Building Is Booming in a City of Empty HousesIn a plastic tent under a glorious desert sky, Richard Lee
hydraulic cylinderpreached the gospel of the second
Concrete Mixing Stationchance.
The chance to make money on the next housing boom “is like it’s never been,” Mr. Lee, a real estate promoter, assured a crowd of agents, investors and bankers. “We’re going to come back like you’ve never seen us before.”
Home prices in Las Vegas are down by 60 percent from 2006 in one of the steepest descents in modern times. There are 9,517 spanking new houses sitting empty. An additional 5,600 homes were repossessed by lenders in the first three months of this year and could soon be for sale.

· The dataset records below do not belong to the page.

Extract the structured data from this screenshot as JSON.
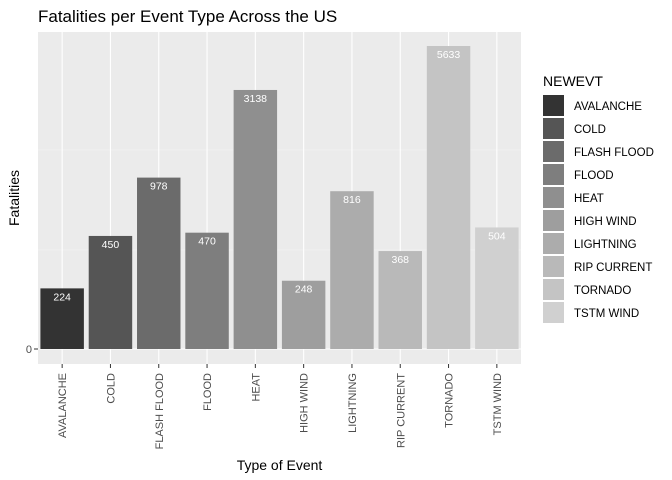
{
  "chart_data": {
    "type": "bar",
    "title": "Fatalities per Event Type Across the US",
    "xlabel": "Type of Event",
    "ylabel": "Fatalities",
    "categories": [
      "AVALANCHE",
      "COLD",
      "FLASH FLOOD",
      "FLOOD",
      "HEAT",
      "HIGH WIND",
      "LIGHTNING",
      "RIP CURRENT",
      "TORNADO",
      "TSTM WIND"
    ],
    "values": [
      224,
      450,
      978,
      470,
      3138,
      248,
      816,
      368,
      5633,
      504
    ],
    "data_labels": [
      "224",
      "450",
      "978",
      "470",
      "3138",
      "248",
      "816",
      "368",
      "5633",
      "504"
    ],
    "colors": [
      "#333333",
      "#555555",
      "#6b6b6b",
      "#7e7e7e",
      "#8f8f8f",
      "#9e9e9e",
      "#acacac",
      "#b9b9b9",
      "#c4c4c4",
      "#d0d0d0"
    ],
    "y_ticks": [
      "0"
    ],
    "y_scale": "log",
    "legend": {
      "title": "NEWEVT",
      "position": "right"
    },
    "grid": true,
    "panel_background": "#ebebeb"
  }
}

Yet builders here are putting up 1,100 homes, and they are frantically buying lots for even more.
Las Vegas is trying to recover by building what it does not need. It is an unlikely pattern being repeated in many of the areas where the housing crash was most severe.
“There’s a surprising rebound in the hardest-hit markets,” said Brad Hunter, chief economist with the
Concrete Mixing Stationconsultant Metrostudy. “People are buying again.” From the recession’s lows,
construction has nearly doubled in Las Vegas, Phoenix and Tucson. It is up 74 percent in inland Southern California and soaring in Florida.
Some of the demand is coming from families that are getting shut out of the bidding for foreclosures by syndicates that pay in cash, and some is from investors who are back on the prowl.
Land and labor costs have fallen significantly, so the newest homes are competitively priced. Some of the boom-era homes, meanwhile, are in developments that feel like ghost towns. And many Americans will always believe the latest model of something is their only option, an attitude builders are doing their utmost to reinforce.
In Phoenix, a billboard for Fulton Homes summed up the builders’ marketing
hydraulic cylinderapproach. “Does your
Concrete Mixing Stationforeclosure have tenants?” it asks, next to a picture of a mammoth cockroach.